In a press release published on June 7, UFC-Que Choisir " urges " the government "to put a stop to banks' excesses in terms of incident fees, particularly for rejected direct debits ".


According to the association, direct debit rejection fees would have earned banks up to 1.8 billion euros in 2020. Banks also charge fees when a direct debit is authorized despite insufficient funds, and sometimes add to the bill by sending an "information" letter.

Intervention fees are legally capped at 8 euros per transaction, and the average charge for an information letter is 10.70 euros. According to UFC-Que Choisir, one bank in four, " all members of the Banques Populaires - Caisse d'Epargne Group ", sends these letters. Finally, in the event of a direct debit rejection, a fee capped at 20 euros is systematically charged.

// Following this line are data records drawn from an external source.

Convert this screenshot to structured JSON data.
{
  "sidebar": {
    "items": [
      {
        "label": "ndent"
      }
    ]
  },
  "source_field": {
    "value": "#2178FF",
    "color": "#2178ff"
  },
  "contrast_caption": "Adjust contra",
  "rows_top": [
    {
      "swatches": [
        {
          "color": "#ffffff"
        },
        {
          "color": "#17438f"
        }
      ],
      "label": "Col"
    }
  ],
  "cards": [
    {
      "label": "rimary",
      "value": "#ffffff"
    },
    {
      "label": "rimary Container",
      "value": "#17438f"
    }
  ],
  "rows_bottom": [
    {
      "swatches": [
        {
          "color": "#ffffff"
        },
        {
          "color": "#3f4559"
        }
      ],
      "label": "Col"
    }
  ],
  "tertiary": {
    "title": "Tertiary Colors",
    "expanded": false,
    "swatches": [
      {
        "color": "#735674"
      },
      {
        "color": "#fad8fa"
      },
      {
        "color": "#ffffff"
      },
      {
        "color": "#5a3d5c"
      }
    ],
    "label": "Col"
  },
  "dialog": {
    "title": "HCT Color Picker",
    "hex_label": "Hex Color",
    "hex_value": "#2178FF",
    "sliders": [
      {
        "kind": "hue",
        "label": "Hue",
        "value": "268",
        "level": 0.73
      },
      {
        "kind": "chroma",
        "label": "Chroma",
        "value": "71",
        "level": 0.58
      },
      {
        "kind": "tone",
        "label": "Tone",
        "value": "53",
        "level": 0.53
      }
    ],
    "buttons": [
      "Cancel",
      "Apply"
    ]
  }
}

Much higher fees than in neighboring European countries

UFC-Que Choisir also warns about charges for rejecting duplicate direct debits. UFC-Que Choisir also warns of duplicate direct debit charges: " 20% of these collections involve overpayments to banks ", the association says.

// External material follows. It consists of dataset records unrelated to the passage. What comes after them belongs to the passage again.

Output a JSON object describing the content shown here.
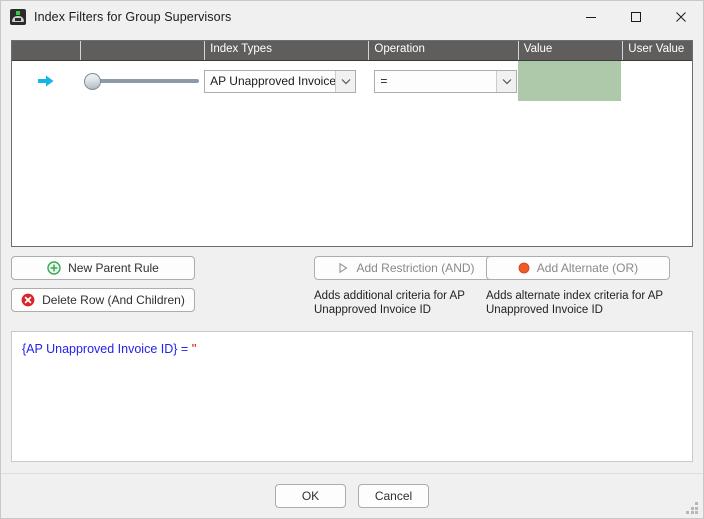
{
  "window": {
    "title": "Index Filters for Group Supervisors",
    "icon": "app-icon",
    "controls": {
      "minimize": "minimize-icon",
      "maximize": "maximize-icon",
      "close": "close-icon"
    }
  },
  "grid": {
    "columns": [
      {
        "key": "select",
        "label": ""
      },
      {
        "key": "rule",
        "label": ""
      },
      {
        "key": "index_types",
        "label": "Index Types"
      },
      {
        "key": "operation",
        "label": "Operation"
      },
      {
        "key": "value",
        "label": "Value"
      },
      {
        "key": "user_value",
        "label": "User Value"
      }
    ],
    "rows": [
      {
        "row_indicator": "row-selected-arrow-icon",
        "slider_value": 0,
        "index_type": "AP Unapproved Invoice ...",
        "operation": "=",
        "value": "",
        "user_value": ""
      }
    ]
  },
  "actions": {
    "new_parent_rule": "New Parent Rule",
    "delete_row": "Delete Row (And Children)",
    "add_restriction": "Add Restriction (AND)",
    "add_alternate": "Add Alternate (OR)",
    "add_restriction_hint": "Adds additional criteria for AP Unapproved Invoice ID",
    "add_alternate_hint": "Adds alternate index criteria for AP Unapproved Invoice ID"
  },
  "expression": {
    "field": "{AP Unapproved Invoice ID}",
    "operator": "=",
    "literal": "''"
  },
  "footer": {
    "ok": "OK",
    "cancel": "Cancel"
  },
  "colors": {
    "header_background": "#605e5c",
    "value_cell": "#aec9a9",
    "arrow_accent": "#17b4e8",
    "expression_text": "#2222ee",
    "expression_literal": "#d00000",
    "add_icon": "#3aa655",
    "delete_icon": "#d9252a",
    "alternate_icon": "#f05a28"
  }
}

Rejected direct debits are in fact presented a second time by creditors within a period of between 4 and 10 days, resulting in double charges if the account has not been funded since the last direct debit rejection. UFC-Que Choisir estimates that, in 2020, banks collected around 400 million euros in double charges alone.

Consumers can ask to be reimbursed for these double charges, but in practice, things are more complex.

" With the exception of La Banque Postale and BRED Banque Populaire, which automatically pass on the full amount of the surcharge, 90% of banks simply do not inform their customers of this right on their price brochures," deplores UFC-Que Choisir.

The association has calculated that direct debit rejection fees are 3 times higher in France than in Belgium, where they are charged at 6.90 euros per transaction versus 20 euros in France, 8 times higher than in Italy, where they are charged at 2.50 euros, and 17 times higher than in Germany, where they are limited to 1.20 euros per transaction.

According to UFC-Que Choisir, the average duration of a bank intervention for direct debit rejection is less than 1 minute 30, and banks make an 86% margin on these fees.

A call for greater control and transparency in bank incident fees

Since the Gilets Jaunes crisis, a scheme to cap bank incident fees has been introduced, but it only applies to customers considered to be in a financially fragile situation, notably those who have filed for overindebtedness or have been registered for more than 3 months in the Fichier central des chèques.

UFC-Que Choisir is asking banks to be more transparent, and is calling for bank incident fees to be regulated.

In detail, the association is calling on the government to " cap incident charges in line with the costs actually borne by banks ", to extend the 25-euro per month cap to all customers, whether or not they are in a situation of financial fragility, and to make it compulsory to reimburse the cost of rejecting a direct debit that has been debited twice.

According to the association, these various measures would " free up at least 1 billion euros for consumer budgets in a context of high inflation ".